A GMO Conundrum: Organic Mutagenic/Cell Fusion Hybrid Seeds are Genetically Engineered

It is spring planting time for farms, and, if hybrid seeds are being planted, chances are some might be genetically engineered (GE) and technically genetically modified organisms (GMOs), according to a growing movement in organic agriculture.

High Mowing Organic Seeds, an organic seed company based in Wolcott, VT, bans the sale of hybrid seeds produced by a commonly used industry method called cell fusion to manipulate plant DNA — because the seeds are viewed as GMOs.

“We do not support or sell cisgenic (within the same plant family) CMS cell fusion seeds as we believe the process is the same as GMO,” says Tom Furber, general manager of the company.

Other organic seed companies which have similarly adopted a policy of banning cell fusion-created F1 hybrid seeds, because company owners view the process as genetic engineering, are challenging the current USDA National Organic Program which permits cisgenic cell fusion hybrid seed in organic production.

“We’ve been committed to non-GMO and organic since our inception and always will be. We need to educate the market regardless of a USDA classification,” Furber says.

In organic farming, transgenic (between different biological families) GE is banned, but cisgenic (within the same species family) GE used in the cell fusion process is permitted under USDA organic regulations.

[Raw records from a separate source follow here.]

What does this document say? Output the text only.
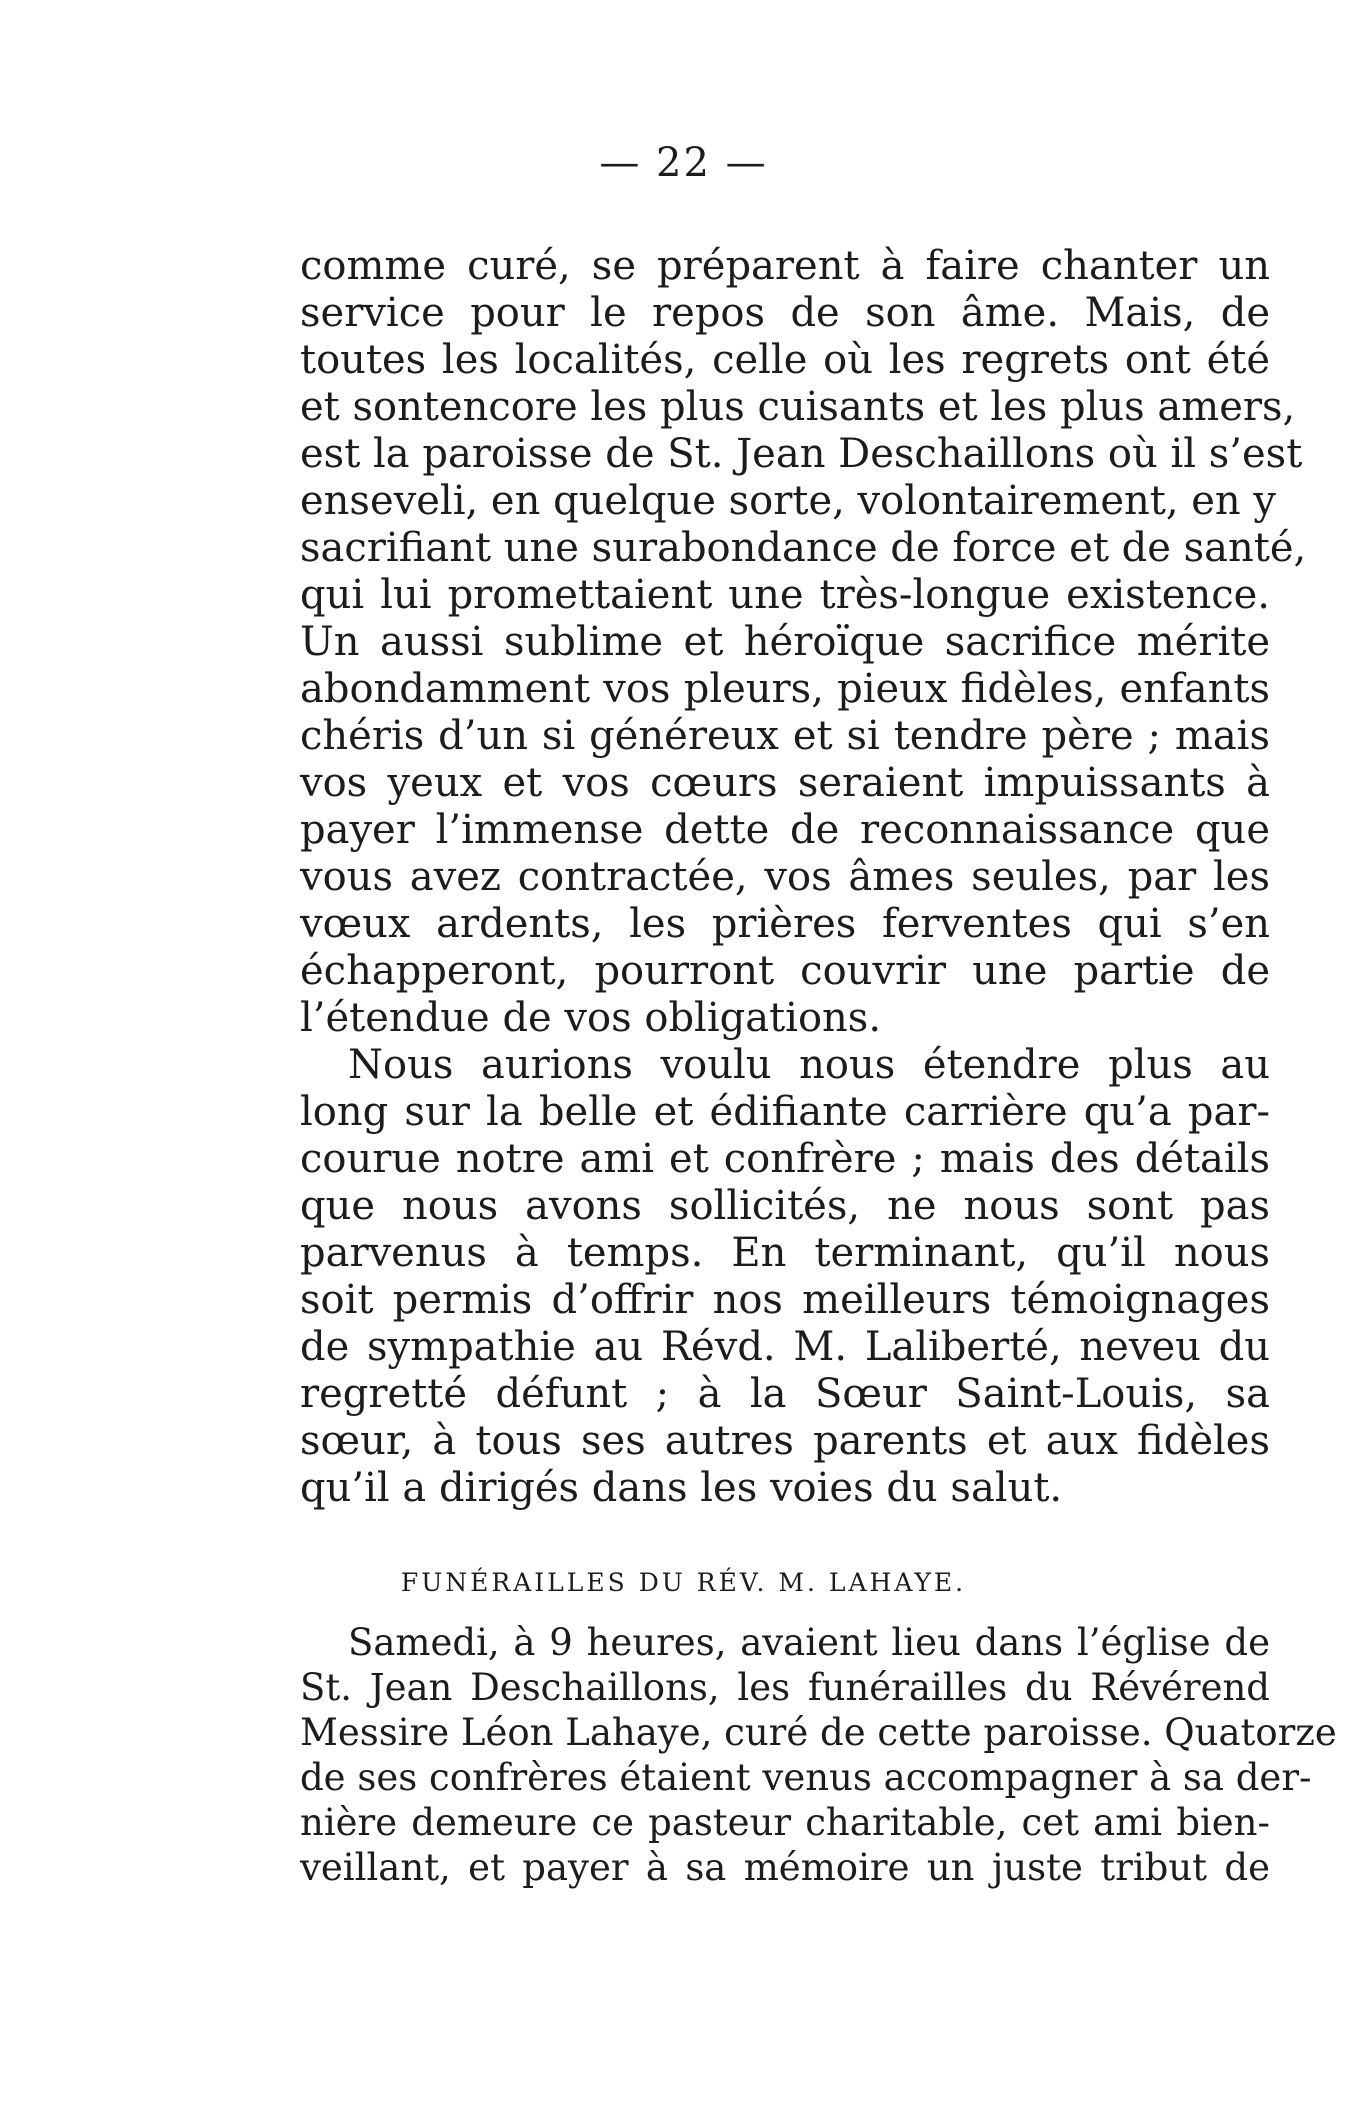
— 22 —
comme curé, se préparent à faire chanter un
service pour le repos de son âme. Mais, de
toutes les localités, celle où les regrets ont été
et sontencore les plus cuisants et les plus amers,
est la paroisse de St. Jean Deschaillons où il s’est
enseveli, en quelque sorte, volontairement, en y
sacrifiant une surabondance de force et de santé,
qui lui promettaient une très-longue existence.
Un aussi sublime et héroïque sacrifice mérite
abondamment vos pleurs, pieux fidèles, enfants
chéris d’un si généreux et si tendre père ; mais
vos yeux et vos cœurs seraient impuissants à
payer l’immense dette de reconnaissance que
vous avez contractée, vos âmes seules, par les
vœux ardents, les prières ferventes qui s’en
échapperont, pourront couvrir une partie de
l’étendue de vos obligations.
Nous aurions voulu nous étendre plus au
long sur la belle et édifiante carrière qu’a par-
courue notre ami et confrère ; mais des détails
que nous avons sollicités, ne nous sont pas
parvenus à temps. En terminant, qu’il nous
soit permis d’offrir nos meilleurs témoignages
de sympathie au Révd. M. Laliberté, neveu du
regretté défunt ; à la Sœur Saint-Louis, sa
sœur, à tous ses autres parents et aux fidèles
qu’il a dirigés dans les voies du salut.
FUNÉRAILLES DU RÉV. M. LAHAYE.
Samedi, à 9 heures, avaient lieu dans l’église de
St. Jean Deschaillons, les funérailles du Révérend
Messire Léon Lahaye, curé de cette paroisse. Quatorze
de ses confrères étaient venus accompagner à sa der-
nière demeure ce pasteur charitable, cet ami bien-
veillant, et payer à sa mémoire un juste tribut de
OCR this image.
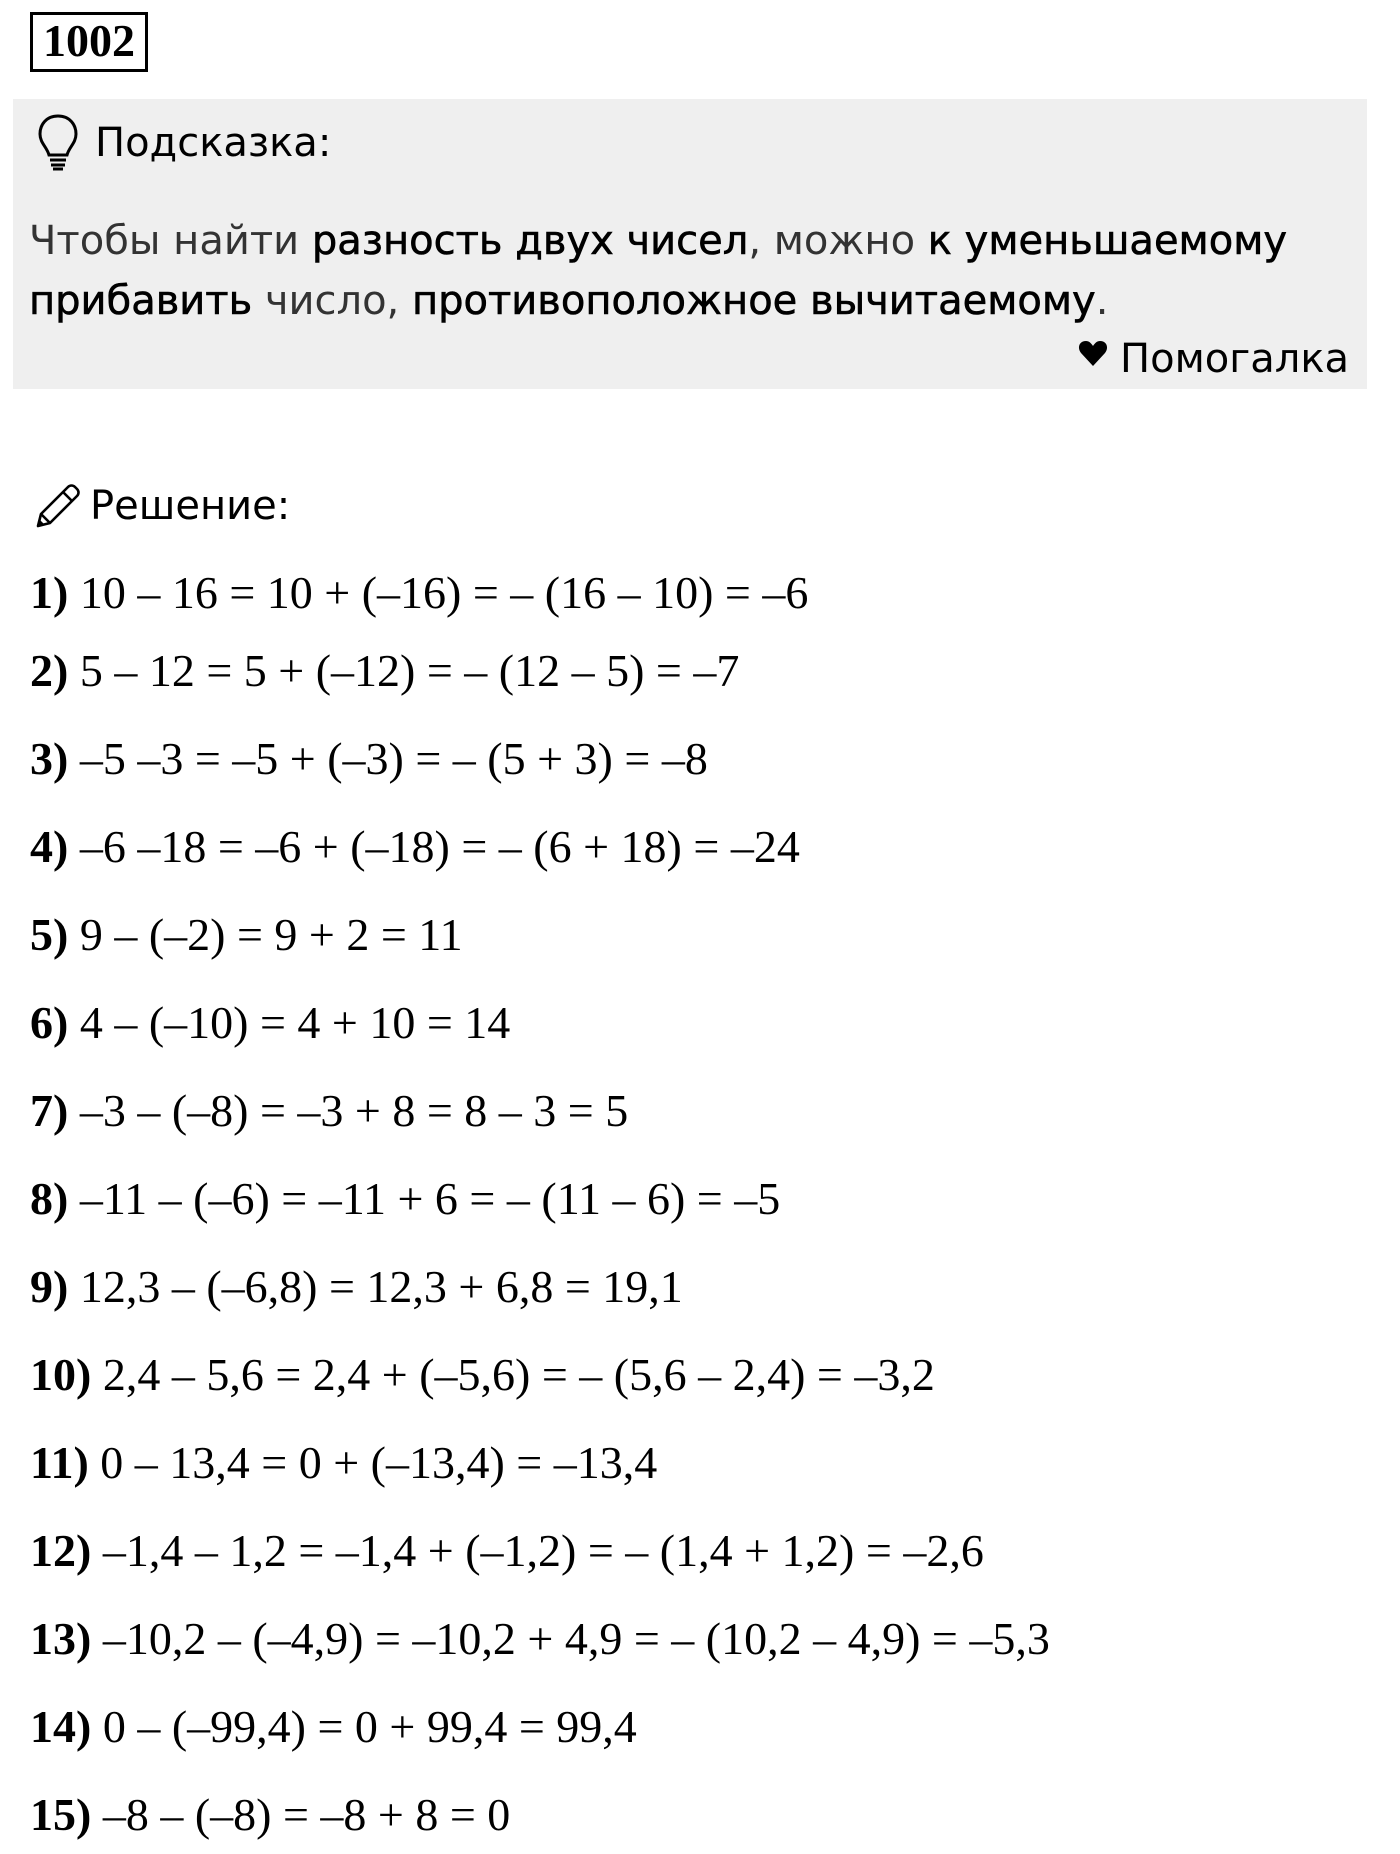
1002
Подсказка:
Чтобы найти разность двух чисел, можно к уменьшаемому прибавить число, противоположное вычитаемому.
Помогалка
Решение:
1) 10 – 16 = 10 + (–16) = – (16 – 10) = –6
2) 5 – 12 = 5 + (–12) = – (12 – 5) = –7
3) –5 –3 = –5 + (–3) = – (5 + 3) = –8
4) –6 –18 = –6 + (–18) = – (6 + 18) = –24
5) 9 – (–2) = 9 + 2 = 11
6) 4 – (–10) = 4 + 10 = 14
7) –3 – (–8) = –3 + 8 = 8 – 3 = 5
8) –11 – (–6) = –11 + 6 = – (11 – 6) = –5
9) 12,3 – (–6,8) = 12,3 + 6,8 = 19,1
10) 2,4 – 5,6 = 2,4 + (–5,6) = – (5,6 – 2,4) = –3,2
11) 0 – 13,4 = 0 + (–13,4) = –13,4
12) –1,4 – 1,2 = –1,4 + (–1,2) = – (1,4 + 1,2) = –2,6
13) –10,2 – (–4,9) = –10,2 + 4,9 = – (10,2 – 4,9) = –5,3
14) 0 – (–99,4) = 0 + 99,4 = 99,4
15) –8 – (–8) = –8 + 8 = 0
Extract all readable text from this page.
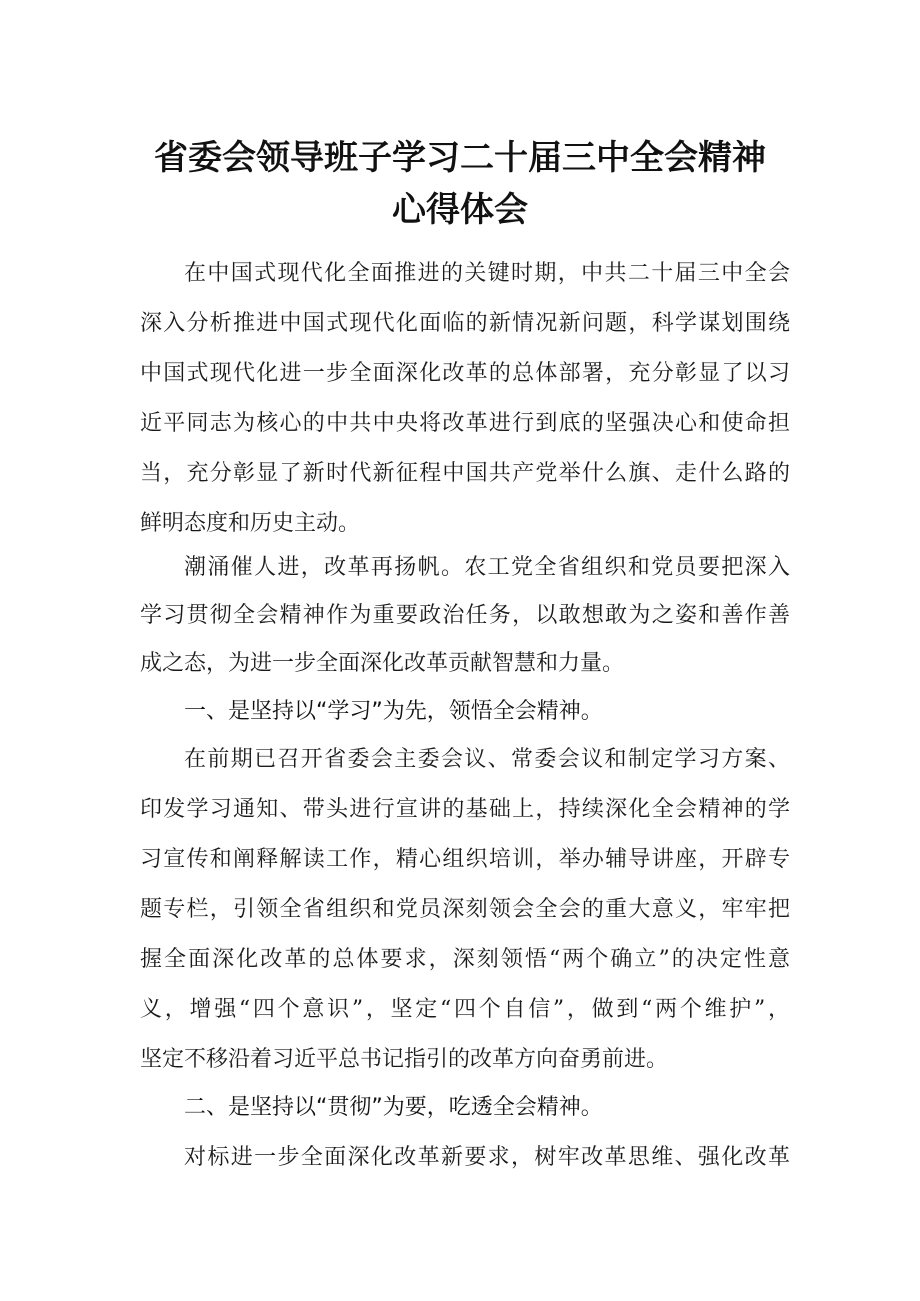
省委会领导班子学习二十届三中全会精神
心得体会
在中国式现代化全面推进的关键时期，中共二十届三中全会
深入分析推进中国式现代化面临的新情况新问题，科学谋划围绕
中国式现代化进一步全面深化改革的总体部署，充分彰显了以习
近平同志为核心的中共中央将改革进行到底的坚强决心和使命担
当，充分彰显了新时代新征程中国共产党举什么旗、走什么路的
鲜明态度和历史主动。
潮涌催人进，改革再扬帆。农工党全省组织和党员要把深入
学习贯彻全会精神作为重要政治任务，以敢想敢为之姿和善作善
成之态，为进一步全面深化改革贡献智慧和力量。
一、是坚持以“学习”为先，领悟全会精神。
在前期已召开省委会主委会议、常委会议和制定学习方案、
印发学习通知、带头进行宣讲的基础上，持续深化全会精神的学
习宣传和阐释解读工作，精心组织培训，举办辅导讲座，开辟专
题专栏，引领全省组织和党员深刻领会全会的重大意义，牢牢把
握全面深化改革的总体要求，深刻领悟“两个确立”的决定性意
义，增强“四个意识”，坚定“四个自信”，做到“两个维护”，
坚定不移沿着习近平总书记指引的改革方向奋勇前进。
二、是坚持以“贯彻”为要，吃透全会精神。
对标进一步全面深化改革新要求，树牢改革思维、强化改革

By international organic certification standards, cell fusion is classified as genetic engineering, but these standards established by The International Federation of Organic Agricultural Movements (IFOAM) are being ignored by the United States, Europe and other countries.

In April 2014, the Organic Consumers Association (OCA), representing more than 850,000 members, including several thousand businesses in the natural foods and organic marketplace, launched a consumer campaign to ban cell fusion mutagenesis in the USDA NOP organic production standards.

“Like genetic engineering, mutagenesis can cause dramatic shifts in genetically determined traits, producing unknown toxins or allergens. ‘Wheat Belly’ author Dr. William Davis blames mutagenesis, which is used to produce modern wheat — including organically grown wheat — for increases in wheat allergies and intolerances,” states the OCA.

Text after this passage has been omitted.